A Cry In The Night (Mary Higgins Clark)

This is classic MH Clark. She takes the reader to the edge of anticipation, excitement, and makes you feel like you are hiding in a closet/wardrobe/cupboard – take your pick,  peeking in on what’s happening. I like all her older novels but none of the ones she’s written in the last 20 years. If you don’t mind having an unorthodox protagonist then this novel (first published in 1982) is fantastic and eerie–not every book has to have a strong leading character. Our heroine is pretty passive by modern western standards, virtually helpless, and this may upset the feminists and others who are used to women being more pro-active these days.

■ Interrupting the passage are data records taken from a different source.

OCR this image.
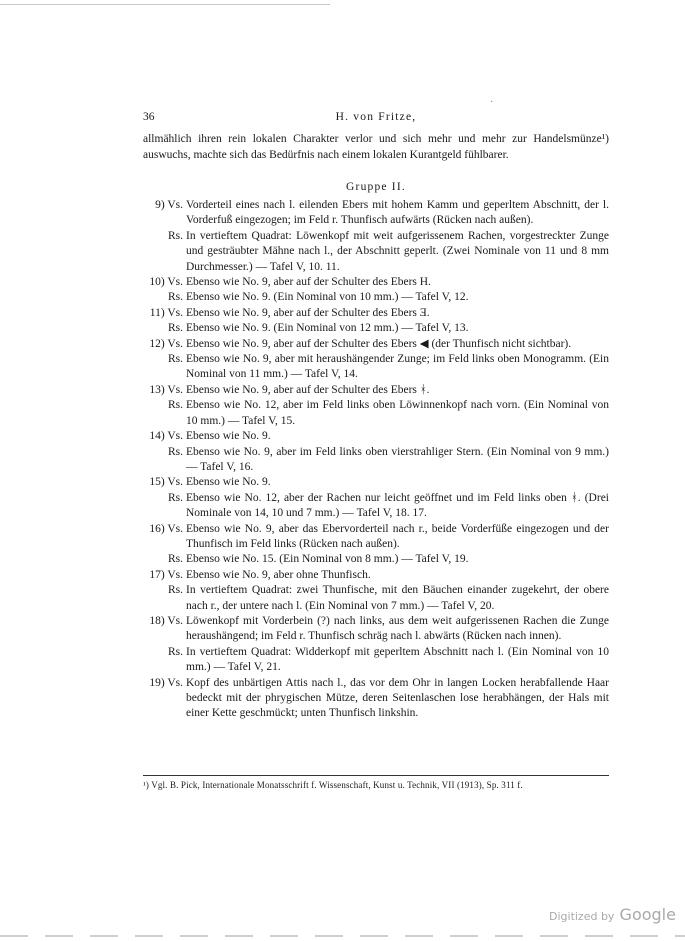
36
·
H. von Fritze,
allmählich ihren rein lokalen Charakter verlor und sich mehr und mehr zur Handelsmünze¹) auswuchs, machte sich das Bedürfnis nach einem lokalen Kurantgeld fühlbarer.
Gruppe II.
9) Vs. Vorderteil eines nach l. eilenden Ebers mit hohem Kamm und geperltem Abschnitt, der l. Vorderfuß eingezogen; im Feld r. Thunfisch aufwärts (Rücken nach außen).
Rs. In vertieftem Quadrat: Löwenkopf mit weit aufgerissenem Rachen, vorgestreckter Zunge und gesträubter Mähne nach l., der Abschnitt geperlt. (Zwei Nominale von 11 und 8 mm Durchmesser.) — Tafel V, 10. 11.
10) Vs. Ebenso wie No. 9, aber auf der Schulter des Ebers H.
Rs. Ebenso wie No. 9. (Ein Nominal von 10 mm.) — Tafel V, 12.
11) Vs. Ebenso wie No. 9, aber auf der Schulter des Ebers Ǝ.
Rs. Ebenso wie No. 9. (Ein Nominal von 12 mm.) — Tafel V, 13.
12) Vs. Ebenso wie No. 9, aber auf der Schulter des Ebers ◀ (der Thunfisch nicht sichtbar).
Rs. Ebenso wie No. 9, aber mit heraushängender Zunge; im Feld links oben Monogramm. (Ein Nominal von 11 mm.) — Tafel V, 14.
13) Vs. Ebenso wie No. 9, aber auf der Schulter des Ebers ᚼ.
Rs. Ebenso wie No. 12, aber im Feld links oben Löwinnenkopf nach vorn. (Ein Nominal von 10 mm.) — Tafel V, 15.
14) Vs. Ebenso wie No. 9.
Rs. Ebenso wie No. 9, aber im Feld links oben vierstrahliger Stern. (Ein Nominal von 9 mm.) — Tafel V, 16.
15) Vs. Ebenso wie No. 9.
Rs. Ebenso wie No. 12, aber der Rachen nur leicht geöffnet und im Feld links oben ᚼ. (Drei Nominale von 14, 10 und 7 mm.) — Tafel V, 18. 17.
16) Vs. Ebenso wie No. 9, aber das Ebervorderteil nach r., beide Vorderfüße eingezogen und der Thunfisch im Feld links (Rücken nach außen).
Rs. Ebenso wie No. 15. (Ein Nominal von 8 mm.) — Tafel V, 19.
17) Vs. Ebenso wie No. 9, aber ohne Thunfisch.
Rs. In vertieftem Quadrat: zwei Thunfische, mit den Bäuchen einander zugekehrt, der obere nach r., der untere nach l. (Ein Nominal von 7 mm.) — Tafel V, 20.
18) Vs. Löwenkopf mit Vorderbein (?) nach links, aus dem weit aufgerissenen Rachen die Zunge heraushängend; im Feld r. Thunfisch schräg nach l. abwärts (Rücken nach innen).
Rs. In vertieftem Quadrat: Widderkopf mit geperltem Abschnitt nach l. (Ein Nominal von 10 mm.) — Tafel V, 21.
19) Vs. Kopf des unbärtigen Attis nach l., das vor dem Ohr in langen Locken herabfallende Haar bedeckt mit der phrygischen Mütze, deren Seitenlaschen lose herabhängen, der Hals mit einer Kette geschmückt; unten Thunfisch linkshin.
¹) Vgl. B. Pick, Internationale Monatsschrift f. Wissenschaft, Kunst u. Technik, VII (1913), Sp. 311 f.
Digitized by Google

In this wonderfully creepy book the main character, Jenny, is a struggling mother of two young girls. She meets Erich, a man who seems to be her ultimate Prince Charming. After this rich, handsome, and sensitive fellow whisks her off her feet – after a one week romance – to live in his mansion she discovers he’s far from the man she expected. Her new husband is mother fixated, manipulative, abusive and possibly something even worse. Jenny’s feelings of being stalked, paired with her dawning realization that her children are in danger, comes across with visceral impact. It made me feel positively uneasy. It’s a fast read, and although it starts off slow it does build momentum quickly. Towards the end it’s hard to put down.

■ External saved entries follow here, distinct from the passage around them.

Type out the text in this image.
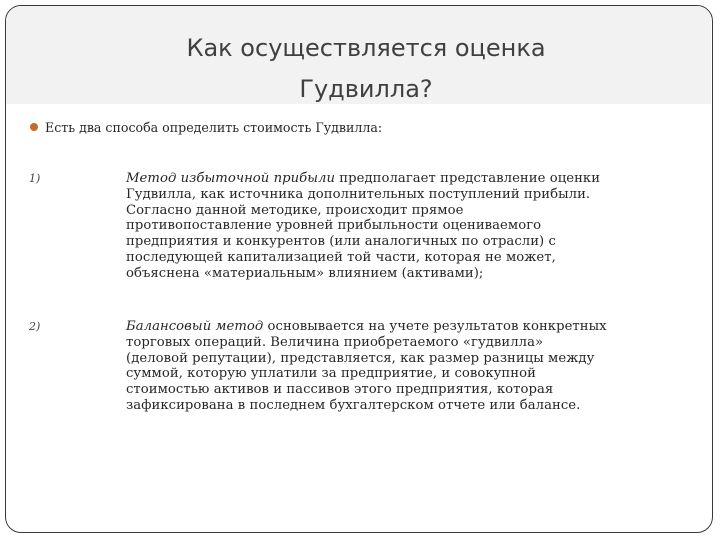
Как осуществляется оценка
Гудвилла?
Есть два способа определить стоимость Гудвилла:
1)	Метод избыточной прибыли предполагает представление оценки
Гудвилла, как источника дополнительных поступлений прибыли.
Согласно данной методике, происходит прямое
противопоставление уровней прибыльности оцениваемого
предприятия и конкурентов (или аналогичных по отрасли) с
последующей капитализацией той части, которая не может,
объяснена «материальным» влиянием (активами);
2)	Балансовый метод основывается на учете результатов конкретных
торговых операций. Величина приобретаемого «гудвилла»
(деловой репутации), представляется, как размер разницы между
суммой, которую уплатили за предприятие, и совокупной
стоимостью активов и пассивов этого предприятия, которая
зафиксирована в последнем бухгалтерском отчете или балансе.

There are many scary occurrences. When Jenny finds the painting, the horror is detailed so well that I could see it perfectly. The writing is accessible and the dialogue fast-moving, with easily digestible chunks that enhance the suspense and push the story to its frightening climax. This is a good suspense book despite its old-fashioned heroine. I had some minor problems with Jenny that I’m pretty sure didn’t bother me years ago…relating mainly to how weak, naïve, and just plain unlikely she is. Jenny tolerates many of Erich’s growing eccentricities for much longer than is realistic. A more subtle approach to her villain might have led the reader up the garden path to a more less predictable surprise at the finale.

It’s hard to imagine a modern woman accepting such dependence and isolation and being completely romantically focused on her man despite annoyances such as his continual talking about Caroline. I just had a hard time seeing past that, especially when she’s sick during her pregnancy. On the one hand she’s hard to get behind and support. But on the other hand, reading about what happens to this old-fashioned innocent woman as a result of her rushing into a relationship with someone she barely knows is very suspenseful – scary, inevitable, shocking. The book managed to hook, then disturb me for a second time. It has an effective combination of romance and mystery, and it held my attention throughout.